Una scena toccante di
Schindler’s List l’ha ben raccontato: anche nei più terrificanti campi di concentramento c’era musica. In alcuni veniva diffusa musica da ballo. In quasi tutti i campi, gli ufficiali nazisti formavano orchestre di internati sia per far suonare loro marce mentre le squadre si avviavano al lavoro (così da dare una parvenza militare alla vita del campo), sia per allietare le serate dei militari.Spesso in questi anni ci si è chiesti quale fosse «il suono della Shoah». Tanti artisti hanno creato spettacoli e concerti per cercare di far rivivere in musica la disperazione, il dolore e l’orrore dei campi. Nessuno però aveva ancora indagato a fondo l’enorme patrimonio musicale prodotto in quei luoghi. «Ci sono voluti 22 anni di ricerca per trovare e raccogliere le musiche» spiega Francesco Lotoro, autore e produttore artistico dell’

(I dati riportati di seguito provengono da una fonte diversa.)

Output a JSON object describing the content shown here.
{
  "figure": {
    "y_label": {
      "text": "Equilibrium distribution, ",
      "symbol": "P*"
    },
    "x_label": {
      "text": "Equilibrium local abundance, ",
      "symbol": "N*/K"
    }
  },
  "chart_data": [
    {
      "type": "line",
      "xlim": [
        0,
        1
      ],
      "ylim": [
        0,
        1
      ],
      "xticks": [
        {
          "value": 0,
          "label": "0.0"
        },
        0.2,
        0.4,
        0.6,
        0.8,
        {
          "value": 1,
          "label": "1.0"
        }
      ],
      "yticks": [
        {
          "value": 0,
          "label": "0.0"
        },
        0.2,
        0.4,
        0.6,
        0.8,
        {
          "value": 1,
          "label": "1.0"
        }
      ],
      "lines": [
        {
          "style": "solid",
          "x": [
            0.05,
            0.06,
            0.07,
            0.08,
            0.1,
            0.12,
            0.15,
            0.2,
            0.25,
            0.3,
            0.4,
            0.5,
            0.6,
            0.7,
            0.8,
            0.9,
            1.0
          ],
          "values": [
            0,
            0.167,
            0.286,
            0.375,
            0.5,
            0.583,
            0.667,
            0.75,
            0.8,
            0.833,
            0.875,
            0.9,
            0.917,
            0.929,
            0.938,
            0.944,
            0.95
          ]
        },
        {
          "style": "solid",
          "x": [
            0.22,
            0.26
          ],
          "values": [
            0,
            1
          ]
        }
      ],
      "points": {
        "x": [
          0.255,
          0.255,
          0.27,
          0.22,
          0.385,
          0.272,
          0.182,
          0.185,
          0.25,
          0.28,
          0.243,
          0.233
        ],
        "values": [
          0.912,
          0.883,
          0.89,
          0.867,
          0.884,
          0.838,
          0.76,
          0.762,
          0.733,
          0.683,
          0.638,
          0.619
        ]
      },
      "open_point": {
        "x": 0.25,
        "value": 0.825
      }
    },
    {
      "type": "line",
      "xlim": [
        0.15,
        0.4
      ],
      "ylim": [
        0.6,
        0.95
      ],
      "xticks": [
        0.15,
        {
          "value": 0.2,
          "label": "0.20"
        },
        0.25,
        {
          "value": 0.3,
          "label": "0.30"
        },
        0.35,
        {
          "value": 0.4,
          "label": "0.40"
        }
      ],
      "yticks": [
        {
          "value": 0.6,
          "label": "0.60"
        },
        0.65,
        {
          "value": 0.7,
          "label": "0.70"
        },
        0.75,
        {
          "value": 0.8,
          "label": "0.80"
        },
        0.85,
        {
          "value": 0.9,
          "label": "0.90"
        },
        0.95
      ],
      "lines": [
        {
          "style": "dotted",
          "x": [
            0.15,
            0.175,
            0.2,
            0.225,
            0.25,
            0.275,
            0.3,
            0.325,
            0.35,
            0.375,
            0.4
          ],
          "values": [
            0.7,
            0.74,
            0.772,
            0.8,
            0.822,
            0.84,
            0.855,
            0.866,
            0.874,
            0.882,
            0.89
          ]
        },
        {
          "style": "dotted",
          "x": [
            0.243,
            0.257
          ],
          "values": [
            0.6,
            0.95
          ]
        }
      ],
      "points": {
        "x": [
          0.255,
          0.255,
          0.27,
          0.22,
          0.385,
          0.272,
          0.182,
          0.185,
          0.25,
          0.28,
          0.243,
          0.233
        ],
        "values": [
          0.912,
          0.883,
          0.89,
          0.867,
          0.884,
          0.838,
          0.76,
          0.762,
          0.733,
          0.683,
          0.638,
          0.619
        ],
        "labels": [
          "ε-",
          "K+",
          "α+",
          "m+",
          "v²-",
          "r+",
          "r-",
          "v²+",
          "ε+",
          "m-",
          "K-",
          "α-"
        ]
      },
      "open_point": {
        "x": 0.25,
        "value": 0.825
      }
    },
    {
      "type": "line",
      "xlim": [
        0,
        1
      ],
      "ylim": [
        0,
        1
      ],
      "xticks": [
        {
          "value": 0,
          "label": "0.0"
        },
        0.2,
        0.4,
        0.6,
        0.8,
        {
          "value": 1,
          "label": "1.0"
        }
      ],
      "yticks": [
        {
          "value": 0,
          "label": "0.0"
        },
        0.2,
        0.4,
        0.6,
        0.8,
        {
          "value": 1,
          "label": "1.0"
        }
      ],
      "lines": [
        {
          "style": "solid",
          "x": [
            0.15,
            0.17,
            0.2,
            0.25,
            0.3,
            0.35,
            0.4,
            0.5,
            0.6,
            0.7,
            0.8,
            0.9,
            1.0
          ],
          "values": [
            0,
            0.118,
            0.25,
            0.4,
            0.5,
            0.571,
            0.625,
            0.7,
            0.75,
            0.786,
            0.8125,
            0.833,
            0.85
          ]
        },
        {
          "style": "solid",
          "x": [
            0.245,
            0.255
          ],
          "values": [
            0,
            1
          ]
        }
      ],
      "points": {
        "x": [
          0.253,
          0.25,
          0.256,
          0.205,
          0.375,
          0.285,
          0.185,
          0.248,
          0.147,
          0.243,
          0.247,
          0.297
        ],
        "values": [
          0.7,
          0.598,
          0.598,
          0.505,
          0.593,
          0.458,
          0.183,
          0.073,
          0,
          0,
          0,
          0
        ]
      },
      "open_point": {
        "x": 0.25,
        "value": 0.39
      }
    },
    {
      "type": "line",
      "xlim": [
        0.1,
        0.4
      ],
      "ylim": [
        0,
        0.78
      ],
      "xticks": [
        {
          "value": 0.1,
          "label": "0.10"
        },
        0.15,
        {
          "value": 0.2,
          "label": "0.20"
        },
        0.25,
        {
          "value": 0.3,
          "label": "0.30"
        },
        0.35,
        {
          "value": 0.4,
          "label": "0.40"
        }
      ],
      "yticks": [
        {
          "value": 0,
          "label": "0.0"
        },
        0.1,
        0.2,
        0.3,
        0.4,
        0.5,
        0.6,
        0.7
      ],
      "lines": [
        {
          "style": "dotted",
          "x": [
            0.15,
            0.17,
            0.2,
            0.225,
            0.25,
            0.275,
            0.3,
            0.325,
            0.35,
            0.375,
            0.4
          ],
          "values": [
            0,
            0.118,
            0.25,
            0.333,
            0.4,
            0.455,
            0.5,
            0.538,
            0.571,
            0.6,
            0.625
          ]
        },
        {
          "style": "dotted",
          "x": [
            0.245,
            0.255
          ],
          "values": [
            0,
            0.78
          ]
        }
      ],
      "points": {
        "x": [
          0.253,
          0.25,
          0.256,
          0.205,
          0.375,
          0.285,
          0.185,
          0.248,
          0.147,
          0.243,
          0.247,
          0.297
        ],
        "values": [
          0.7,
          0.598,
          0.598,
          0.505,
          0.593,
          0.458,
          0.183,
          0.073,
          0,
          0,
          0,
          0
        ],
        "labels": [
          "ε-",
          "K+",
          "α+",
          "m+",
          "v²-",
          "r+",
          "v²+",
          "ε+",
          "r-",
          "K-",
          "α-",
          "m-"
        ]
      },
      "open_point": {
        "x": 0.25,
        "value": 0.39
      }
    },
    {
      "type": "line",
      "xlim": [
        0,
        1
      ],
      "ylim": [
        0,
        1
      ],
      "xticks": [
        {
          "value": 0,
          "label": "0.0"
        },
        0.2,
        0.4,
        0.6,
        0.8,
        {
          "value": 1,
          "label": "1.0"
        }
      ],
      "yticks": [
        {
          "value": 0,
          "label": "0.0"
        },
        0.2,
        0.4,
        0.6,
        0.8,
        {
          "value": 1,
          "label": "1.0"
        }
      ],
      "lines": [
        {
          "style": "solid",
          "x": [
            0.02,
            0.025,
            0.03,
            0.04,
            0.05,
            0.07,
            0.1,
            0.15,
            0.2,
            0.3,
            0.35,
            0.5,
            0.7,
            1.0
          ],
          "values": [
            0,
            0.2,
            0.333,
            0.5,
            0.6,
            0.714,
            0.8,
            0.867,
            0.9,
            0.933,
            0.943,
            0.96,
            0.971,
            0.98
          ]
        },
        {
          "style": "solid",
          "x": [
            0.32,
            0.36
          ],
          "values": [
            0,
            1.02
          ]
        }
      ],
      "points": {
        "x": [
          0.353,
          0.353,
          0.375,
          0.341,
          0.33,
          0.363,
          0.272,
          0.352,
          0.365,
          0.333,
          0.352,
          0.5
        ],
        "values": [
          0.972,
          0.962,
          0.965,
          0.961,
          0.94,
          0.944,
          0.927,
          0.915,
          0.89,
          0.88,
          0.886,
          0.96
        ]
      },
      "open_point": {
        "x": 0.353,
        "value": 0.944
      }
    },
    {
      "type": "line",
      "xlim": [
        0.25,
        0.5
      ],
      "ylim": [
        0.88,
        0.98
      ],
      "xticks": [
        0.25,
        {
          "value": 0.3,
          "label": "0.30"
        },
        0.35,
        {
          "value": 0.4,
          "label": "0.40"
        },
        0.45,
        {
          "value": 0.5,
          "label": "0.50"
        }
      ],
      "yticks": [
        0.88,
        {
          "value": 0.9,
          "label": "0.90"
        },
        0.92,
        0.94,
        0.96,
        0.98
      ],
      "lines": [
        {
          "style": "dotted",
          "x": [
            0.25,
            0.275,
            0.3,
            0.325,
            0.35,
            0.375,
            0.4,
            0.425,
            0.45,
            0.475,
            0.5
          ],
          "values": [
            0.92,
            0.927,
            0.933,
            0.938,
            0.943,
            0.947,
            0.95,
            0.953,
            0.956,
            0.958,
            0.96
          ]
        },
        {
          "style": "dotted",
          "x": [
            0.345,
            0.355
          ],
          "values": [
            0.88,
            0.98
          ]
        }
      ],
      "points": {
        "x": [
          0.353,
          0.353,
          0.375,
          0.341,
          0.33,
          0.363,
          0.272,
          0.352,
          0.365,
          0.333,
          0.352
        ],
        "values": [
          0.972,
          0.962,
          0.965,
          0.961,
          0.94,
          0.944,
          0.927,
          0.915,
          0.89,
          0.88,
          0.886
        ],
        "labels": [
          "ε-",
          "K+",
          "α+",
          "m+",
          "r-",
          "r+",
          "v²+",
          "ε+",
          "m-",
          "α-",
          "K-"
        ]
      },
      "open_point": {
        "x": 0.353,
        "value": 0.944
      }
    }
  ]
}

Enciclopedia discografica KZ MUSIK (Musikstrasse). Si tratta del più avanzato stadio di ricerca della musica dei campi di concentramento. «Dal 1943 al 1945 – continua Lotoro – decine di musicisti imprigionati hanno scritto oltre 4mila partiture musicali, di tutti i generi, e lasciato 13.000 documenti cartacei, note scritte su qualsiasi materiale, compresa la carta igienica. Tutto questo fa ora parte dell’Enciclopedia composta da 24 CD-volumi e un libro di guida all’ascolto dell’Enciclopedia, profilo dei Campi, note sui musicisti e piano dell’Opera».La monumentale ricerca ha scandagliato ovunque. Nei campi di prigionia, di transito, di lavori forzati; in quelli di concentramento, di sterminio e nelle carceri militari.«Il risultato è la più completa e aggiornata Enciclopedia discografica contenente l’opera omnia musicale (produzione lirica e sinfonica, da camera, strumentale, pianistica, liederistica e corale; cabaret, jazz, canto religioso, popolare e tradizionale, opere frammentate o ricostruite dopo la Guerra) composta dal 1933 (anno di apertura dei Campi di Dachau e Börgermoor) al 1945 ad opera di musicisti imprigionati, deportati, uccisi, sopravvissuti provenienti da qualsiasi contesto nazionale, sociale e religioso in tutti i Campi di concentramento» spiega Lotoro. Che aggiunge: «Un’intera generazione di artisti in quegli anni è stata spazzata via: la sua influenza, se fosse sopravvissuta, sarebbe stata immensa sull’Europa futura. Di questi, ad esempio Viktor Ulmann – gassato a nel 1944 ad Auschwitz – è tra i maggiori rappresentanti, così come Gideon Klein o Hans Gal, Boaz Bischofswerder».Per Franco Bixio, presidente dell’Associazione Musikstrasse che ha promosso il progetto, «la musica merita tutto questo così come la Memoria». Non a caso Fiamma Nirenstein, che ha aperto la presentazione dell’opera alla Camera dei deputati, ha definito quest’Enciclopedia «un patrimonio dell’umanità».